We like to invest alongside smart investors who can design clinical trials for reimbursement, especially at the early-stage.
“Over the next five to 10 years, there will be hard decisions on this [reimbursement]. We are ahead of the curve, by looking to back products with a high unmet need and with few substitutes, such as vaccines, which once they are on a panel are necessary and had by every infant [four million births per year in the US].”
“We see med-tech as a growing opportunity but the life cycle is different from pharma/biotech as the market for say a stent can change dramatically in a year if new product showing only marginal improvements come out. In chemistry and biology the lead time is so long.

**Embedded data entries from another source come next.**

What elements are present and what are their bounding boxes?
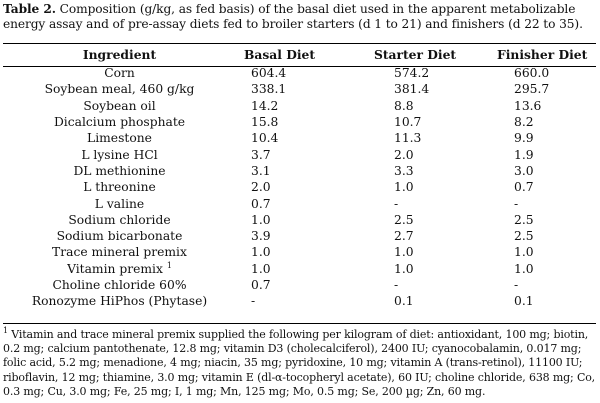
cell-finisher-diet: 0.1 (514, 294, 534, 309)
cell-basal-diet: 14.2 (251, 98, 279, 113)
cell-basal-diet: 338.1 (251, 82, 287, 97)
cell-ingredient: L lysine HCl (81, 147, 158, 162)
cell-ingredient: L valine (94, 196, 145, 211)
cell-ingredient: Corn (104, 66, 135, 81)
cell-finisher-diet: 2.5 (514, 229, 534, 244)
caption-text: Composition (g/kg, as fed basis) of the … (3, 2, 583, 31)
footnote-marker: 1 (3, 326, 8, 335)
bottom-rule (3, 323, 596, 325)
cell-finisher-diet: 295.7 (514, 82, 550, 97)
cell-starter-diet: 2.5 (394, 212, 414, 227)
cell-basal-diet: 3.9 (251, 229, 271, 244)
cell-ingredient: DL methionine (73, 163, 166, 178)
cell-starter-diet: 3.3 (394, 163, 414, 178)
header-row: Ingredient Basal Diet Starter Diet Finis… (3, 44, 596, 65)
cell-basal-diet: 0.7 (251, 278, 271, 292)
header-basal-diet: Basal Diet (244, 47, 316, 62)
table-body: Corn 604.4 574.2 660.0 Soybean meal, 460 g/k… (3, 65, 596, 309)
header-rule (3, 66, 596, 67)
cell-basal-diet: 1.0 (251, 212, 271, 227)
table-row: Vitamin premix 1 1.0 1.0 1.0 (3, 261, 596, 277)
cell-basal-diet: 1.0 (251, 261, 271, 276)
cell-basal-diet: - (251, 294, 256, 309)
cell-finisher-diet: - (514, 278, 519, 292)
table-row: Corn 604.4 574.2 660.0 (3, 65, 596, 81)
cell-finisher-diet: 660.0 (514, 66, 550, 81)
cell-basal-diet: 3.1 (251, 163, 271, 178)
header-ingredient: Ingredient (82, 47, 157, 62)
table-row: L lysine HCl 3.7 2.0 1.9 (3, 146, 596, 162)
table-row: Sodium chloride 1.0 2.5 2.5 (3, 212, 596, 228)
cell-ingredient: Soybean oil (83, 98, 156, 113)
cell-finisher-diet: - (514, 196, 519, 211)
cell-basal-diet: 1.0 (251, 245, 271, 260)
table-row: Dicalcium phosphate 15.8 10.7 8.2 (3, 114, 596, 130)
cell-starter-diet: 574.2 (394, 66, 430, 81)
table-label: Table 2. (3, 2, 56, 16)
cell-finisher-diet: 1.0 (514, 245, 534, 260)
cell-ingredient: Limestone (87, 131, 152, 146)
cell-starter-diet: 1.0 (394, 180, 414, 195)
table-row: Trace mineral premix 1.0 1.0 1.0 (3, 244, 596, 260)
cell-finisher-diet: 1.0 (514, 261, 534, 276)
cell-finisher-diet: 8.2 (514, 115, 534, 130)
cell-ingredient: Sodium bicarbonate (56, 229, 183, 244)
table-row: L threonine 2.0 1.0 0.7 (3, 179, 596, 195)
table-row: Sodium bicarbonate 3.9 2.7 2.5 (3, 228, 596, 244)
cell-basal-diet: 0.7 (251, 196, 271, 211)
footnote: 1 Vitamin and trace mineral premix suppl… (3, 326, 597, 399)
cell-ingredient: Soybean meal, 460 g/kg (44, 82, 195, 97)
table-row: Soybean oil 14.2 8.8 13.6 (3, 98, 596, 114)
cell-ingredient: Trace mineral premix (52, 245, 187, 260)
cell-finisher-diet: 0.7 (514, 180, 534, 195)
cell-finisher-diet: 13.6 (514, 98, 542, 113)
cell-ingredient: Dicalcium phosphate (53, 115, 186, 130)
table-row: DL methionine 3.1 3.3 3.0 (3, 163, 596, 179)
composition-table: Ingredient Basal Diet Starter Diet Finis… (3, 44, 596, 309)
cell-starter-diet: 10.7 (394, 115, 422, 130)
header-starter-diet: Starter Diet (374, 47, 457, 62)
table-row: Choline chloride 60% 0.7 - - (3, 277, 596, 293)
cell-starter-diet: 0.1 (394, 294, 414, 309)
cell-starter-diet: 1.0 (394, 261, 414, 276)
cell-ingredient: Sodium chloride (68, 212, 171, 227)
footnote-text: Vitamin and trace mineral premix supplie… (3, 328, 596, 398)
cell-starter-diet: 381.4 (394, 82, 430, 97)
cell-finisher-diet: 3.0 (514, 163, 534, 178)
table-row: Limestone 10.4 11.3 9.9 (3, 130, 596, 146)
cell-finisher-diet: 2.5 (514, 212, 534, 227)
cell-finisher-diet: 1.9 (514, 147, 534, 162)
cell-starter-diet: 1.0 (394, 245, 414, 260)
cell-ingredient: Choline chloride 60% (52, 278, 187, 292)
cell-ingredient: Ronozyme HiPhos (Phytase) (31, 294, 208, 309)
table-row: L valine 0.7 - - (3, 195, 596, 211)
cell-starter-diet: 2.7 (394, 229, 414, 244)
footnote-ref: 1 (166, 260, 172, 270)
cell-starter-diet: - (394, 278, 399, 292)
cell-basal-diet: 2.0 (251, 180, 271, 195)
cell-basal-diet: 10.4 (251, 131, 279, 146)
cell-basal-diet: 3.7 (251, 147, 271, 162)
header-finisher-diet: Finisher Diet (497, 47, 588, 62)
cell-starter-diet: 2.0 (394, 147, 414, 162)
cell-ingredient: L threonine (83, 180, 156, 195)
table-row: Soybean meal, 460 g/kg 338.1 381.4 295.7 (3, 81, 596, 97)
cell-basal-diet: 15.8 (251, 115, 279, 130)
top-rule (3, 43, 596, 45)
table-row: Ronozyme HiPhos (Phytase) - 0.1 0.1 (3, 293, 596, 309)
cell-starter-diet: - (394, 196, 399, 211)
cell-starter-diet: 11.3 (394, 131, 422, 146)
cell-finisher-diet: 9.9 (514, 131, 534, 146)
cell-basal-diet: 604.4 (251, 66, 287, 81)
cell-starter-diet: 8.8 (394, 98, 414, 113)
cell-ingredient: Vitamin premix 1 (67, 260, 172, 276)
table-caption: Table 2. Composition (g/kg, as fed basis… (3, 2, 597, 32)
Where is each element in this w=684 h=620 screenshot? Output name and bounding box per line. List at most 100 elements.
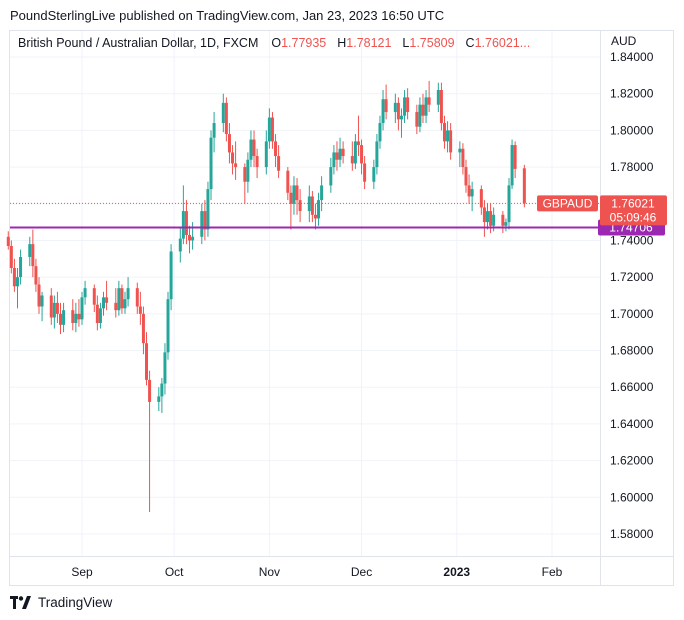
legend-open-label: O	[271, 36, 282, 50]
candle-body	[403, 97, 407, 116]
candle-body	[427, 97, 431, 105]
candle-body	[470, 189, 474, 197]
candle-body	[77, 313, 81, 320]
legend-close-label: C	[465, 36, 475, 50]
candle-body	[37, 284, 41, 307]
candle-body	[501, 214, 505, 226]
candle-body	[200, 211, 204, 237]
candle-body	[117, 288, 121, 311]
candle-body	[482, 207, 486, 223]
candle-body	[246, 159, 250, 182]
candle-body	[360, 145, 364, 164]
brand-label: TradingView	[38, 595, 113, 610]
last-price-tag	[600, 195, 667, 226]
candle-body	[28, 244, 32, 257]
time-tick-label: Oct	[165, 565, 184, 579]
candle-body	[406, 97, 410, 113]
candle-body	[184, 211, 188, 235]
candle-body	[203, 211, 207, 230]
time-tick-label: Nov	[259, 565, 280, 579]
candle-body	[277, 156, 281, 171]
candle-body	[442, 123, 446, 142]
candle-body	[188, 234, 192, 241]
candle-body	[295, 185, 299, 201]
candle-body	[9, 245, 13, 268]
candle-body	[209, 137, 213, 190]
candle-body	[169, 251, 173, 300]
candle-body	[298, 200, 302, 212]
price-tick-label: 1.72000	[610, 270, 654, 284]
candle-body	[375, 141, 379, 168]
candle-body	[212, 123, 216, 138]
candle-body	[249, 139, 253, 160]
candle-body	[231, 152, 235, 164]
candle-body	[384, 99, 388, 113]
price-tick-label: 1.66000	[610, 380, 654, 394]
price-tick-label: 1.64000	[610, 417, 654, 431]
candle-body	[98, 308, 102, 324]
candle-body	[396, 102, 400, 120]
symbol-label: GBPAUD	[543, 196, 593, 210]
candle-body	[449, 130, 453, 153]
candle-body	[292, 185, 296, 204]
candle-body	[71, 310, 75, 324]
candle-body	[255, 156, 259, 168]
candle-body	[80, 297, 84, 320]
candle-body	[55, 302, 59, 314]
candle-body	[341, 148, 345, 157]
candle-body	[356, 141, 360, 146]
candle-body	[92, 288, 96, 305]
candle-body	[40, 295, 44, 307]
legend-high-label: H	[337, 36, 347, 50]
candle-body	[522, 168, 526, 204]
time-tick-label: Dec	[351, 565, 372, 579]
legend-high-value: 1.78121	[346, 36, 392, 50]
price-tick-label: 1.74000	[610, 233, 654, 247]
candle-body	[270, 117, 274, 142]
candle-body	[289, 192, 293, 204]
candle-body	[58, 313, 62, 325]
candle-body	[353, 141, 357, 164]
price-tick-label: 1.82000	[610, 87, 654, 101]
price-tick-label: 1.62000	[610, 454, 654, 468]
candle-body	[191, 236, 195, 241]
price-tick-label: 1.60000	[610, 490, 654, 504]
candle-body	[15, 277, 19, 287]
candle-body	[135, 288, 139, 307]
candle-body	[485, 211, 489, 223]
candle-body	[52, 302, 56, 318]
candle-body	[479, 189, 483, 208]
candle-body	[329, 167, 333, 186]
candle-body	[181, 211, 185, 239]
price-tick-label: 1.70000	[610, 307, 654, 321]
publisher-caption: PoundSterlingLive published on TradingVi…	[10, 8, 445, 23]
candle-body	[160, 383, 164, 397]
legend-symbol: British Pound / Australian Dollar, 1D, F…	[18, 36, 259, 50]
candle-body	[19, 256, 23, 278]
time-tick-label: 2023	[443, 565, 470, 579]
candle-body	[227, 134, 231, 153]
legend-close-value: 1.76021...	[474, 36, 531, 50]
legend-low-value: 1.75809	[409, 36, 455, 50]
candle-body	[317, 200, 321, 219]
candle-body	[224, 102, 228, 135]
candle-body	[332, 152, 336, 168]
candle-body	[34, 266, 38, 285]
price-tick-label: 1.58000	[610, 527, 654, 541]
candle-body	[163, 352, 167, 384]
candle-body	[489, 211, 493, 226]
candle-body	[49, 295, 53, 318]
price-tick-label: 1.80000	[610, 123, 654, 137]
candle-body	[234, 163, 238, 168]
candle-body	[62, 310, 66, 325]
symbol-tag	[537, 195, 598, 212]
candle-body	[439, 90, 443, 124]
tradingview-brand[interactable]: TradingView	[10, 595, 112, 610]
candle-body	[141, 313, 145, 344]
candle-body	[372, 167, 376, 182]
candle-body	[335, 152, 339, 160]
candle-body	[458, 148, 462, 153]
candle-body	[313, 214, 317, 219]
candle-body	[274, 141, 278, 157]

“Overall, we are seeing exciting things coming out as R&D is cyclical. There were lots of products coming out in the mid- to late-1990s and then the focus shifted to their commercialization and blockbusters of $500m to $1bn to even $10bn. But the pipeline slowed in the late-2000s and now we are seeing exciting new ways to treat diseases and crack cancer. There will still be blockbusters but they will be different – not generated through volume of patients but targeted patient types where the improvement is meaningful and higher prices justified.”
Box – HC Royalty public deals since 2012
There are several types of deals being done by HC Royalty and others in this space, including
- Royalty monetisation: the purchase and monetisation of an existing drug revenue stream from a healthcare company or royalty owner.
- Synthetic Royalty financing: the structuring of a new royalty agreement tied to a specific product(s) or an alternative way to provide non-dilutive capital.
- Structured debt: royalty or revenue backed debt.
- Project financing: structured investments to achieve specific finance and R&D objectives.
- Equity: traditional equity purchases alongside core investments1
HC Royalty public deals since 2012 have included:
2014 — Suneva Medical, a private aesthetics company, raised $35m split between a growth-capital term loan, a working capital facility, and a series B equity round financing of $20m from a consortium including venture capital firm Polaris Partners and HC Royalty.
2013 – TearScience, a private medical device company, raised up to $70m from HC Royalty.
2012 – Nuron Biotech, a specialty biologics and vaccines company, raised $80m from HC Royalty as a $30m eq
uity investment and a $50m Synthetic Royalty agreement.
- HC Royalty purchased a royalty interest from an inventor in Lyrica, one of Pfizer’s premier drugs for the treatment of neuropathic pain with trailing twelve month sales exceeding $3.5bn worldwide.
- A $50m loan agreement was completed with Nasdaq-listed Raptor Pharmaceuticals to help fund the commercialization of Procysbi.
- HC Royalty acquired a royalty interest in Eligard’s European sales from Medigene for $18m.